Hey everyone! I'm working on a background worker that processes invoice emails. If an email doesn't have a PDF attached, we grab the HTML content, sanitize it using DOMPurify, and convert it to PDF with Puppeteer to display for our users. We're careful with several security measures, including disabling JavaScript in Puppeteer, intercepting network requests to allow only data URLs, and sanitizing the HTML to remove any harmful tags or attributes. I'm considering implementing more restrictions, like limiting inline image sizes and blocking file URIs. We're also thinking about switching to an API service like DocRaptor or API2PDF to lower operational risks and enhance security. I'm curious, how does everyone else handle the conversion of untrusted HTML to PDF? Do you prefer using an API or self-hosted solution? How do you tackle SSRF, inline-image DoS, or any other security threats? For those using an API, which ones have you found reliable in terms of security, cost, and overall performance? I'd appreciate any real-world experiences or insights. Thanks!
5 Answers
Instead of converting the HTML to PDF directly, consider taking a screenshot of it, converting that to PDF, and then running OCR on it. This way, you can avoid some of the risks associated with loading untrusted HTML in a browser.
Doesn't that come with similar challenges? You still need a method to ensure it's rendered safely.
I recently moved from API2PDF to a self-hosted setup using Gotenberg. It's faster, cheaper, and more reliable. I just send it a URL of the page I want to convert along with an authorization token. Plus, it can handle linked Word and Excel documents, merging them into the final PDF seamlessly.
Running in an isolated Docker container might sound appealing, but Docker isn't designed as a secure sandbox and might lead to unexpected issues. It's better to consider other isolation techniques to truly harden your setup.
I agree! Docker can be risky for this sort of application if not managed properly.
When it comes to inline images, it's better to limit their dimensions rather than just file sizes. I once had a small PNG that expanded to nearly 1 GB when uncompressed! Also, make sure your worker only has local network access—if it does escape the sandbox, it shouldn't reach the internet.
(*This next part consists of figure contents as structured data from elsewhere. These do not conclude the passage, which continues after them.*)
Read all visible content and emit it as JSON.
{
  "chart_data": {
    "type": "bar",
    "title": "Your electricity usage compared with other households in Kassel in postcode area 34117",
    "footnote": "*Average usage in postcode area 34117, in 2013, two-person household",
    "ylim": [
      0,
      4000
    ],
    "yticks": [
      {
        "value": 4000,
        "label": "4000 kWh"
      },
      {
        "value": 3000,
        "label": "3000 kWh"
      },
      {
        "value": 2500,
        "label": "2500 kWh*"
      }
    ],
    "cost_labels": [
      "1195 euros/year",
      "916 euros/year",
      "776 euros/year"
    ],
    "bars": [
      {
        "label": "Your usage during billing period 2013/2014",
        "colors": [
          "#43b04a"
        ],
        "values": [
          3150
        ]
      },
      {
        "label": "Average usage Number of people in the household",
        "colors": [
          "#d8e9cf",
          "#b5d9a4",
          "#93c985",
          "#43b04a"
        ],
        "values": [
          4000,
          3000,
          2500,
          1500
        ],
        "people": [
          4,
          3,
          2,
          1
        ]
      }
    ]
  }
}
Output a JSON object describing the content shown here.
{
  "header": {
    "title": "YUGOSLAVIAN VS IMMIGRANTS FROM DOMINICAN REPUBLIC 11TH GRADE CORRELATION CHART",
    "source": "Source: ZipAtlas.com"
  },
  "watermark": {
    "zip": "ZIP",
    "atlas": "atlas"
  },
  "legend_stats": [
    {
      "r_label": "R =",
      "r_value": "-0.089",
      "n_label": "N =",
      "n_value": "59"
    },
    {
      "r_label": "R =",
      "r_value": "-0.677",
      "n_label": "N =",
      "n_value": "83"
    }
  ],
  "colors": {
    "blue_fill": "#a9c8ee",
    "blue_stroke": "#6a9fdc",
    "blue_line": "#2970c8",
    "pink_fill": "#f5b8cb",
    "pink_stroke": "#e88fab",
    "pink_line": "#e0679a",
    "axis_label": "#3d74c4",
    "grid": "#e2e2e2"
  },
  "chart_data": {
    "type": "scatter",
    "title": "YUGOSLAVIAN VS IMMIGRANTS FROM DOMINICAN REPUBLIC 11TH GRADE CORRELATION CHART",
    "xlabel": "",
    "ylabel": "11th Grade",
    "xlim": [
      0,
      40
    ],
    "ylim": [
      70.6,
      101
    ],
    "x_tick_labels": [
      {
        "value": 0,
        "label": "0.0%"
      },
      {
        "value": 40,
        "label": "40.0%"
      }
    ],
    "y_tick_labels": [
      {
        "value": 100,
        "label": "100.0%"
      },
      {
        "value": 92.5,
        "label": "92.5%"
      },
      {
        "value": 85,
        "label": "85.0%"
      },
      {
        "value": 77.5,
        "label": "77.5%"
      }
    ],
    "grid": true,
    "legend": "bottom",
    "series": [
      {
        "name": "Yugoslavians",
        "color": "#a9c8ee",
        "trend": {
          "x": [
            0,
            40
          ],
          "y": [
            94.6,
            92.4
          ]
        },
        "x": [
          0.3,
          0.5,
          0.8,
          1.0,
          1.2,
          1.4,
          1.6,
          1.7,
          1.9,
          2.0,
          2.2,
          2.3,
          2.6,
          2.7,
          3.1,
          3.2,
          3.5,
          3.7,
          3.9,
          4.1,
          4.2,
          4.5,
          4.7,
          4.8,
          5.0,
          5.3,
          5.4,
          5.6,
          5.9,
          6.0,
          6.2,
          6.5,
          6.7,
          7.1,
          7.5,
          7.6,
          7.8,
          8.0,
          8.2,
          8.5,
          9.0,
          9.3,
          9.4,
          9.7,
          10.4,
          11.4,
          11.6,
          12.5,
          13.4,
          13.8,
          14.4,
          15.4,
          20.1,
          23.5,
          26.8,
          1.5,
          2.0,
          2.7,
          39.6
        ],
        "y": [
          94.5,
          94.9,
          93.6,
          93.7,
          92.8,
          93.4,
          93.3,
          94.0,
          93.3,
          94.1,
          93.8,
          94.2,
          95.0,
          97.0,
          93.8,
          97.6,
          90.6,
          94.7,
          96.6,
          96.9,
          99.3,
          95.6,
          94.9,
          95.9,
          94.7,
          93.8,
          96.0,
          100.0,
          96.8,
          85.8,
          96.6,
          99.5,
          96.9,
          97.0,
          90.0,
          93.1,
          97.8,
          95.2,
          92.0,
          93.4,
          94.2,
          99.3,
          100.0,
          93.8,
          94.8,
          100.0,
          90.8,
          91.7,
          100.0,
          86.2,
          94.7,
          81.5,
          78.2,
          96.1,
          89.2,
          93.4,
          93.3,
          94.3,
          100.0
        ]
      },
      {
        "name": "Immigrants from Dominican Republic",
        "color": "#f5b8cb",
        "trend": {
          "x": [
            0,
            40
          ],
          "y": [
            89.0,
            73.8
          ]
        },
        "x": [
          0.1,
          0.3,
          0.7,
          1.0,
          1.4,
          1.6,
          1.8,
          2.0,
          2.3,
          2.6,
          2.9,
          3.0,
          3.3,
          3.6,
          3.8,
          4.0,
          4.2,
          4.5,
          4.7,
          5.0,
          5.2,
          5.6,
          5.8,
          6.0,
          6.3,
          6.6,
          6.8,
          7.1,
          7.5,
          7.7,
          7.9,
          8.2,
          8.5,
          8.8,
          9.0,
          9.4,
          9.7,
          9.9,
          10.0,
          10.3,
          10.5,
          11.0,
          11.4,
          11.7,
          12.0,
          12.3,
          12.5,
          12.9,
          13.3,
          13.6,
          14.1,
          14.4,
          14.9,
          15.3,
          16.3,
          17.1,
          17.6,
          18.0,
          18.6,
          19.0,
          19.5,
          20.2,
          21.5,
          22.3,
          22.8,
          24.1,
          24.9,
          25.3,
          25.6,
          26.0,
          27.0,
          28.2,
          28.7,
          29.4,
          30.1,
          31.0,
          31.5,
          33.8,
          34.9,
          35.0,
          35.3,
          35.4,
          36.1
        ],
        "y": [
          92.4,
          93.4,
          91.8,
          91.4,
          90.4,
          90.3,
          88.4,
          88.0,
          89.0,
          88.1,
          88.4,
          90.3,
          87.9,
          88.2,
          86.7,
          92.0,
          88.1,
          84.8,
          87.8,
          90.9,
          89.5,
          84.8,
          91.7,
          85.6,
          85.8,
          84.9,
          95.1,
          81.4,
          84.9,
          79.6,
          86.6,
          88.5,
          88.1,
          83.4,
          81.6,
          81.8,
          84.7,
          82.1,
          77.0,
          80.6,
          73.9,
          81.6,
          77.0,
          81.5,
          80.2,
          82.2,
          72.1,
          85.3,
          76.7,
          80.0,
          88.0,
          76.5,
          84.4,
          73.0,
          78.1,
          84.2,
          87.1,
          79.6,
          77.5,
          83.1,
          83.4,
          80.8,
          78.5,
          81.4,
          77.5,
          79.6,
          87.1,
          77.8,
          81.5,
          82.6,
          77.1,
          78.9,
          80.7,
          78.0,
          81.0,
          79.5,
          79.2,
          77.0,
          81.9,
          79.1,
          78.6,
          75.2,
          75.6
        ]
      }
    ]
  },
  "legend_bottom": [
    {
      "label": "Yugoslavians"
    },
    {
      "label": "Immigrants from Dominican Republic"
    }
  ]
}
If I were really concerned about security, I'd avoid directly converting the raw HTML of an email to PDF. Instead, I'd use sanitized text to produce clean HTML. Additionally, using a rendering engine that operates in a controlled JavaScript environment is crucial. I've had good luck with wkhtmltopdf for over a decade, though I'm not sure if there's a Node wrapper for it.

That sounds interesting! But how do you capture the HTML without potentially executing untrusted scripts? I'd be wary of that.